There are a couple things that are unclear about TELL’s strategy.  First, they have no operating assets currently, so no cash flows with which to support additional financing.  The project is all on the come. Second, they have no ability to operate E&P assets. How they will do that is also unclear.  Charik knows how to raise money so unless this project actually dies and somebody produces a body I will consider it to be alive.  


  • Future PDP Liquidation ($16/sh in 2018, $28/sh in 2019, $36/sh in 2022):  This is just a thought exercise but it is instructive.  Let’s say the stock market refuses to ever recognize the value at GDP and the stock languishes at $11/sh.  The company grows production as planned and eventually liquidates itself only for PDP value. Is there enough of a gap between price and future production value to offer an attractive return if a corporate raider shows up and dismantles the company?  

    Yes.  Consensus estimates for 2018 production are 85.6 mmcfe/d.  Valued at $2,500/flowing, the stock would be worth >$16/sh.  The company expects to grow production 75% in 2019, implying 149.7 mmcfe/d.  (I am modeling less than that, but I don’t let them spend outside cash flow except in Year 1, or 2018).  The stock would then be worth $28/sh. Roll forward five years from now to 2022. I model production of 191.3 mmcfe/d.  The stock would be worth $36/sh.

    Source:  Capital IQ, Mar-12-2018; GDP press release, Mar-12-2018

  • EV/Standardized Measure ($19.75/sh):  Goodrich’s Standardized Measure at YE2017 was $260.3 million based on SEC pricing of $2.98/mcf and $51.34/bbl.  Again, proved reserves are based on just 60 booked PUD locations out of 100 total net locations in inventory, so this is not necessarily a ceiling on the valuation.  

    What is the stock worth if you get just 1x the Standardized Measure?

    The $260.3 million value is greater than the $224 million EV threshold necessary to put the $17.01/sh warrants in the money so I take out $22.7 million of net debt and add $23.8 million of warrant proceeds to get an equity value of $261.4 million.  Divided over 13.2 million adjusted diluted shares gets me to $19.75/sh.

    The current EV of $153 million is just 59% of the Standardized Measure, even though GDP’s drilling inventory extends the visibility of the resource base beyond the proved reserves.  There are all sorts of reasons you can come up with as to why the value suggested by that metric will never be realized, but you should consider that in GDP’s history as a publicly traded company going back to 1995 the lowest average multiple of EV/Standardized Measure they ever traded for any year was 0.75x, and their asset base and their balance sheet have never been as good as they are now.

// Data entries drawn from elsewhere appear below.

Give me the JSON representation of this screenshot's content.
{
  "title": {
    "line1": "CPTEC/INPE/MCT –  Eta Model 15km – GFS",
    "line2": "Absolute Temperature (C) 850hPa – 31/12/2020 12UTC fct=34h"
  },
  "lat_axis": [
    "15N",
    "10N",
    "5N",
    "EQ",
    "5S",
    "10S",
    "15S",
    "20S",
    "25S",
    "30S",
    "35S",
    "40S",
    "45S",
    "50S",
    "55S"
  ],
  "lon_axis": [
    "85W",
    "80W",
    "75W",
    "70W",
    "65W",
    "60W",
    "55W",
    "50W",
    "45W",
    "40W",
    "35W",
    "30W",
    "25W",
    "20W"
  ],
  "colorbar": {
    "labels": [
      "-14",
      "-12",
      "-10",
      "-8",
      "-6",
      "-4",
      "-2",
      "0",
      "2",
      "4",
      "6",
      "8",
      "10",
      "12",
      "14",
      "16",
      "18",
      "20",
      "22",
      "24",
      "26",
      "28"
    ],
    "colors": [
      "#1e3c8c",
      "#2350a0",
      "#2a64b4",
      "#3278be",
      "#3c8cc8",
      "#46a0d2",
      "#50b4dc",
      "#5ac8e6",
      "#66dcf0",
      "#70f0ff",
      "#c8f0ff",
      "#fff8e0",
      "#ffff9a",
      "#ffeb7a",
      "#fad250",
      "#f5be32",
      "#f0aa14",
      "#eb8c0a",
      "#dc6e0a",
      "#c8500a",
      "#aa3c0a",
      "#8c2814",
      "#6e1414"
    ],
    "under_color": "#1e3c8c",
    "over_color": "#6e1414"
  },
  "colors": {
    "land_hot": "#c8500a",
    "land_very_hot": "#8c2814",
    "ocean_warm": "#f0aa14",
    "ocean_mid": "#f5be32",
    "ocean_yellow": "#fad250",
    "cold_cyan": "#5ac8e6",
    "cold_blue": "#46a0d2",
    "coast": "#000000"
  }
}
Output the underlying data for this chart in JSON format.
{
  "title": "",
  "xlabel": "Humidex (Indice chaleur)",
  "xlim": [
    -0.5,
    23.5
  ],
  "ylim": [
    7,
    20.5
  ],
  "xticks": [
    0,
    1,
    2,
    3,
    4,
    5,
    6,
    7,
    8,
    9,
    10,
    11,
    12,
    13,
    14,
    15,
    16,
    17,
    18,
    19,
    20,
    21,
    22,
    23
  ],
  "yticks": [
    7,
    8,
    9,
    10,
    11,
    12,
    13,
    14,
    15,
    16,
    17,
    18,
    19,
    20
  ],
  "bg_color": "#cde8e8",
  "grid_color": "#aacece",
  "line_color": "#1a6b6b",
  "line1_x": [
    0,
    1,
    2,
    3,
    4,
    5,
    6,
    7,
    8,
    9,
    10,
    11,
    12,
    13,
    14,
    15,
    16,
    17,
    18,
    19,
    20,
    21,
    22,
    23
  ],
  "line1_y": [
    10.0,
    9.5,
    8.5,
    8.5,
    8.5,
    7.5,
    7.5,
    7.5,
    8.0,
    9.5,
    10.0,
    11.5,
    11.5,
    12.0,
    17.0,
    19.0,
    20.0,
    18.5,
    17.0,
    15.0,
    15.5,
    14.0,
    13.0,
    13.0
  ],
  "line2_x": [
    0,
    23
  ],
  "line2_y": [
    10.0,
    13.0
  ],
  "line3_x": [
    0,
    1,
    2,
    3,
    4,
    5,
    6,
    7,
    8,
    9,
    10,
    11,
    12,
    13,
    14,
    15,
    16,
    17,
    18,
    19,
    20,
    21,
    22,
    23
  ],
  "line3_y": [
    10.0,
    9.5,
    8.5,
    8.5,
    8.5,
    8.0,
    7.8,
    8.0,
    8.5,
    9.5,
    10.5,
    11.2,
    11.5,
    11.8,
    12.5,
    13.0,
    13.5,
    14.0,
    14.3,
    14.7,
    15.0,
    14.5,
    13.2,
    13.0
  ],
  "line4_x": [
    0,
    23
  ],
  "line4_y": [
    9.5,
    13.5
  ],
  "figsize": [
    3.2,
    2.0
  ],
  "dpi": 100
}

    Tier 2 E&Ps with comparable or worse asset bases and balance sheets than Goodrich are trading at far higher multiples today.  No matter how you slice it a multiple of 0.59x is very depressed.

    Source:  SEC filings, Capital IQ

    You have to go back to the dark days of the early 1990s to find a time when E&Ps traded at half their Standardized Measure.  The game is very different in some ways now with the visibility and repeatability of unconventional resources beyond the reserves booked under the SEC’s five year rule.  I pulled the graph shown below out of my personal wayback machine of old spreadsheets. I admit there are some flaws with it. For example, the APC numbers don’t adjust for their Western Gas midstream assets, although that wasn’t an issue until WES’s IPO in 2008.  And, it’s large caps as opposed to small caps like GDP, but the large caps are generally the only E&Ps with uninterrupted time series that go back that far.